Here are my reasons:
It’s very unnerving to walk across a room, especially if it’s at a party/club/restaurant and have strange men stare you up and down, even more so if you are wearing a dress or heels, which unfortunately has happened enough times for me to become uncomfortable with it. Having another person with you makes this situation less awkward, and even less likely to happen (in my experience) because some men seem to think that a woman walking alone without her date/husband or female friend, is on the prowl, which makes no sense, but it happens more often than us women would care to experience. If I’m going to the restroom, my date is not likely going down the same hallway, so it’s better to go with another female. Safety (perceived or real) in numbers.
If we’re all out at a social gathering, it’s very likely that we’re either with already with a date or we are trying to make some kind of social contact with a male that we would like to date and we don’t want to look stupid/desperate/slutty/ugly. We like to discuss everything with a female who understands what we’re going through. We will probably ask each other if we look presentable, if there is paper stuck to our shoe, lipstick on our teeth, spinach in our teeth, or to make sure our dress is not tucked into our underwear.
Many women’s restrooms are neither clean, nor convenient. I can’t recall the number of times I’ve gone into a restroom, even at nice establishments, where the door doesn’t close completely, doesn’t have a lock that functions properly, doesn’t has an adequate supply of toilet paper in the stall, or a place to hang your coat and purse. Your friend can help you with all of these things, and you can, in turn, help her.

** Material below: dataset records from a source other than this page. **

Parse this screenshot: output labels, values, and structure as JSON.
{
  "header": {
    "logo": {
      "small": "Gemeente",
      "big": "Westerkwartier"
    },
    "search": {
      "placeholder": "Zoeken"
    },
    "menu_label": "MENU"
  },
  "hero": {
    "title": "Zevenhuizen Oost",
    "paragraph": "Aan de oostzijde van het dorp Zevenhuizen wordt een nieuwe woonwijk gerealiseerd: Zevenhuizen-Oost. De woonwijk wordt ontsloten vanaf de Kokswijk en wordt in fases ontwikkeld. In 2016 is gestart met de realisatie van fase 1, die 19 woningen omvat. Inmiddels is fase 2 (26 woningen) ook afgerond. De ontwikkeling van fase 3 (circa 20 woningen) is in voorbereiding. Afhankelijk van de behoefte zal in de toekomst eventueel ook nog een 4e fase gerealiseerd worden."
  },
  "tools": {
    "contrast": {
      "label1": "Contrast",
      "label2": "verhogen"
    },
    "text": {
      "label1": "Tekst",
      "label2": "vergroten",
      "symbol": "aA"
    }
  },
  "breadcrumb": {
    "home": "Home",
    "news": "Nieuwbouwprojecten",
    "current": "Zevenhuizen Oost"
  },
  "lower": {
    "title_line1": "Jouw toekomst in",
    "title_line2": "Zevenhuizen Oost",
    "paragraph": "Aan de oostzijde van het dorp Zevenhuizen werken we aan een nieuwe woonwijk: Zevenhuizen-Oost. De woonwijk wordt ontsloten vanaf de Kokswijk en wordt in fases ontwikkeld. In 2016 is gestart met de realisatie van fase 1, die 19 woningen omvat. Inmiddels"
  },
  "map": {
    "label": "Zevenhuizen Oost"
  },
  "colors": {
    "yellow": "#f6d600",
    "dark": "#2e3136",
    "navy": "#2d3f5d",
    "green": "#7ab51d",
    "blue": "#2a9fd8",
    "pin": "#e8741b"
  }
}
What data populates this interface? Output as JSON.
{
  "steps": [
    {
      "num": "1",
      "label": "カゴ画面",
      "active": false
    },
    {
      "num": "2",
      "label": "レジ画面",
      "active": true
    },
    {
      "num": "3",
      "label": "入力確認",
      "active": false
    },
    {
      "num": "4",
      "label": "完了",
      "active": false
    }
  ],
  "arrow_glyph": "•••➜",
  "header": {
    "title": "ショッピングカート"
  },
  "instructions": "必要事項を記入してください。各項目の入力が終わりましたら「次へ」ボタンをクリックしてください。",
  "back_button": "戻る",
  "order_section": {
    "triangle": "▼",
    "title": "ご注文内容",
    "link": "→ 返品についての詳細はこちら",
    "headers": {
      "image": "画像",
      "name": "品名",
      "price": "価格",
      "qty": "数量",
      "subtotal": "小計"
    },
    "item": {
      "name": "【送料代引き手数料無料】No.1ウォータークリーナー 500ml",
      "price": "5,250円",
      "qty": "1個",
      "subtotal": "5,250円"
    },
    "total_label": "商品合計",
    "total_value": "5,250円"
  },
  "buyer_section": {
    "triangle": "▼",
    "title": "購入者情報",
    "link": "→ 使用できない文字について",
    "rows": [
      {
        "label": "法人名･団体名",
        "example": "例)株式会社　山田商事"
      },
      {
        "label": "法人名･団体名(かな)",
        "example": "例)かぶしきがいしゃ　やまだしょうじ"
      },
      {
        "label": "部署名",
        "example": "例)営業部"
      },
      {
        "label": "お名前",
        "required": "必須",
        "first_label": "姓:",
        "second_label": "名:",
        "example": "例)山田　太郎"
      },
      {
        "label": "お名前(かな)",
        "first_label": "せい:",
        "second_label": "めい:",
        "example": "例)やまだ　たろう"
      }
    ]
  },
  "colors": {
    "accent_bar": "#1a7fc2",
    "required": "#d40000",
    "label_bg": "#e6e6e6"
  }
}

If you’re having a good time, we like to talk about that. If we’re having a bad time, we need someone to lean on, or possibly someone to give us some advice on how to proceed from this point forward, whether things are going good or bad. It’s nice to have a sounding board.
And one of my favorite scenarios. This tends to happen more often in a club/concert setting more so than at a restaurant. You go to this event with a date. Sometime during this event, another female starts flirting aggressively with your date, or makes some comments that allude the idea that this other woman and your date have had a previous relationship, are currently having a relationship that you were unaware of, or seem to be creating a brand new relationship right in front of your eyes. You take a girlfriend to the restroom with you, so that you can ask her if she was perceiving the situation the same way you were, and if so, does she have any practical advice on how to get out of there without causing a scene, or to be seen crying in front of everybody. If she’s a good friend, she will help you clean up your mascara if you’ve been crying, she can help block you on your way out the door you need to leave immediately without your date, and she can retrieve your wrap/phone/lipstick off of the table for you, so that you don’t have to go back and get it while the other woman is rubbing up against your date.